Dell Ditches Netbooks
angry tapir writes "Dell has ceased production of Inspiron Mini netbooks; in effect ending its pursuit of the receding netbook market, at least for consumer sales. When Dell ran through its stock of the netbooks several months ago, it declined to manufacture more units."
iPad killed the netbook market.
"Most people stopped buying them because the manufactures forgot why people were getting them in the first place."
Or because the manufacturers KNEW why people were buying them in the first place and preferred to guide them elsewhere.
"This post is an artistic work of fiction and falsehood. Only a fool would take anything posted here as fact."
That's exactly why. I bought a used acer aspire one ZG5 model, one of the first netbooks recently for $100. I wiped XP off the little 8gb Solid State Drive and installed Peppermint2 OS on it and I friggin' love it. It weighs nothing, it's fast, it has a bright screen and even though its old now the battery lasts over 3 hours of web surfing. I've been hanging out in hospital waiting rooms a lot lately and it makes sitting there waiting all day a lot easier. I've got heavier machines for productivity, I just needed a netbook. Nobody really sells one anymore but there are lots of used ones around for cheap. Many people bought netbooks with the wrong expectations and they're in mostly good shape since they haven't been used much. The one I bought looks brand new.

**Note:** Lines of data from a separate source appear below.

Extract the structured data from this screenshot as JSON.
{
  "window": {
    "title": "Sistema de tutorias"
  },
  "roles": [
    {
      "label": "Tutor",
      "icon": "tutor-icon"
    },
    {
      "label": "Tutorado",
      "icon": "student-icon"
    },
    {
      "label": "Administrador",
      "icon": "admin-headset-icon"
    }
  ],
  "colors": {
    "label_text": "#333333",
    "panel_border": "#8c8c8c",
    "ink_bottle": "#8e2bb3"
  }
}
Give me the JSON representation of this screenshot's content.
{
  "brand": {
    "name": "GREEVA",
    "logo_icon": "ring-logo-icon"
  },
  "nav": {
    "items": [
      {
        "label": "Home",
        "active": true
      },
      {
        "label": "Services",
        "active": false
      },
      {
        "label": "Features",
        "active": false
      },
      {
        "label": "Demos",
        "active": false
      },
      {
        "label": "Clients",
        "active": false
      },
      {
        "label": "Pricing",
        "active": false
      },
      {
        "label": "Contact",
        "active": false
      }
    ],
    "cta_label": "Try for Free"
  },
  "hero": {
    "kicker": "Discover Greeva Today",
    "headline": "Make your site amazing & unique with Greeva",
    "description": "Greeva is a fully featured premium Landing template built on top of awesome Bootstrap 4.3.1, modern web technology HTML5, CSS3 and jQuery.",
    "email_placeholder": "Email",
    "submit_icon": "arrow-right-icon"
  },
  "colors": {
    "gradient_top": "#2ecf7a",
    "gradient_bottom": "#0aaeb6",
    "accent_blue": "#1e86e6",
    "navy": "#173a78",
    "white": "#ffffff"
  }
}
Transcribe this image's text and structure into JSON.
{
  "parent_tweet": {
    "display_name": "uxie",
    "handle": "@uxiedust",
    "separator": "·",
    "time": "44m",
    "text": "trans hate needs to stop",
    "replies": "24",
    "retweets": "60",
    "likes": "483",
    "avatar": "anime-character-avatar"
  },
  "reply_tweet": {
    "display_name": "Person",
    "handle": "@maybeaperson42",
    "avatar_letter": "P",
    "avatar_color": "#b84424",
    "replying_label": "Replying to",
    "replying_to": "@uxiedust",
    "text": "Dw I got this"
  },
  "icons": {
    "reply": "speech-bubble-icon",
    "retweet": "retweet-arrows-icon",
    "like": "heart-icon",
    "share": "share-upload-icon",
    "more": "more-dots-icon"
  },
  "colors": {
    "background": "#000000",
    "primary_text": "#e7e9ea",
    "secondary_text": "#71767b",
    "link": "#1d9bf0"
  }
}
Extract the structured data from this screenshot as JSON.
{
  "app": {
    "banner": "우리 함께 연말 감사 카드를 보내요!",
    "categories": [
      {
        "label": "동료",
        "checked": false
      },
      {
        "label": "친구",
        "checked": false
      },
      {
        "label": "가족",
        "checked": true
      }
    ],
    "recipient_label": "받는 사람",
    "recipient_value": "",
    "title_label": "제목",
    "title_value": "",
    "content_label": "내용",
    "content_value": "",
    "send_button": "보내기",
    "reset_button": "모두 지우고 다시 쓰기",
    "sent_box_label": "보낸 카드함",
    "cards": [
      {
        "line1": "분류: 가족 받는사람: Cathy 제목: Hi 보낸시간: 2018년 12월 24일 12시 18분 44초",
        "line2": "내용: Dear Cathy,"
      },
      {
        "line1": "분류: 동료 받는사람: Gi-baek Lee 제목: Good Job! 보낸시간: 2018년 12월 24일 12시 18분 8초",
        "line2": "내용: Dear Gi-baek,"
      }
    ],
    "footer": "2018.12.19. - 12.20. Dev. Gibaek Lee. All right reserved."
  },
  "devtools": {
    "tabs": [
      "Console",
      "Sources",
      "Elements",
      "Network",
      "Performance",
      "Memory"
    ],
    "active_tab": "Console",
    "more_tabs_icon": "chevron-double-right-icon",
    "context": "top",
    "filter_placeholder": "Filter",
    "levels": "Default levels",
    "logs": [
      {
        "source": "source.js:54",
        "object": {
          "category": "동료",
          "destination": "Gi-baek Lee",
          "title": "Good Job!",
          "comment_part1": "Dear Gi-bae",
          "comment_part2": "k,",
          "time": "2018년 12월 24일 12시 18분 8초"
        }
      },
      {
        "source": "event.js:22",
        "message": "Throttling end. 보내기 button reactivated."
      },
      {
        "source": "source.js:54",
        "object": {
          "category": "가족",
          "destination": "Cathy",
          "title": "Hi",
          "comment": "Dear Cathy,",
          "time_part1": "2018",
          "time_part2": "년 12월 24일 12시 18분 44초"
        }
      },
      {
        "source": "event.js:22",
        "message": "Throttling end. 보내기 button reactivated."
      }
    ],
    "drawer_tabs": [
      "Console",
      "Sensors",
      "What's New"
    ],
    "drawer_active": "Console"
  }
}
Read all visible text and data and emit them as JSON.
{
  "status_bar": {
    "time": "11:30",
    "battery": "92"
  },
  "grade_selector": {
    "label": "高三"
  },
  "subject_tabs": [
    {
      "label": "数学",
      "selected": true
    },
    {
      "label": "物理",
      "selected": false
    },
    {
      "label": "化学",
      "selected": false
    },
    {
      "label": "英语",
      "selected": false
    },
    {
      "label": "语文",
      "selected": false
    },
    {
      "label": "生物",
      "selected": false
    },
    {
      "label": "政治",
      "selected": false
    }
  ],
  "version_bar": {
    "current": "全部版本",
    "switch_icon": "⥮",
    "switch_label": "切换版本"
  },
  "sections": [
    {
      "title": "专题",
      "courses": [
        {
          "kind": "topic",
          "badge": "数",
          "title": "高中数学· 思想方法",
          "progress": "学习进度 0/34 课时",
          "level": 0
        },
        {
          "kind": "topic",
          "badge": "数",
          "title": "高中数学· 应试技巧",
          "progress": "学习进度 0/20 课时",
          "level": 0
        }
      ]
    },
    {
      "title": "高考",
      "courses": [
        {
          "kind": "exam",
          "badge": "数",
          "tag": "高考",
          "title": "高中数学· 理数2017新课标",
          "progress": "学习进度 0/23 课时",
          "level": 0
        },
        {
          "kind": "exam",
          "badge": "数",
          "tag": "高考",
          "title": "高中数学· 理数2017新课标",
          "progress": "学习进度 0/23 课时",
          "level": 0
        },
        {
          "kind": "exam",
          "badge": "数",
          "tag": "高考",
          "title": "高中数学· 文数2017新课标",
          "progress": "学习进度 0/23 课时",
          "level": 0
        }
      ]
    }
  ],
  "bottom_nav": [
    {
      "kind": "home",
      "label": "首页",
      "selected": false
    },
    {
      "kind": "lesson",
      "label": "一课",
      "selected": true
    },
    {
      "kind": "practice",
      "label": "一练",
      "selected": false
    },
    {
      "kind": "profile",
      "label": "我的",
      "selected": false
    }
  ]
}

I would be more inclined to look in Microsoft's direction. Microsoft doesn't like Dell selling anything that doesn't have a Microsoft OS on them. Windows 7 can't really run on netbooks. Microsoft wants XP to go away. XP is the only Windows OS that can really run on a netbook. So it would make sense that Dell might be getting some pressure from Microsoft to stop selling netbooks. It wouldn't be the first time Dell bowed to pressure from Microsoft.
I disagree. Tablets serve a purpose. On the other hand, tables are also a netbook that generally haven't been manufactured with a connector on the bottom that allows a keyboard to be added that makes it a netbook.
It isn't so much of a debate of which will win in the long run, but how long it will take for the inevitable convergence.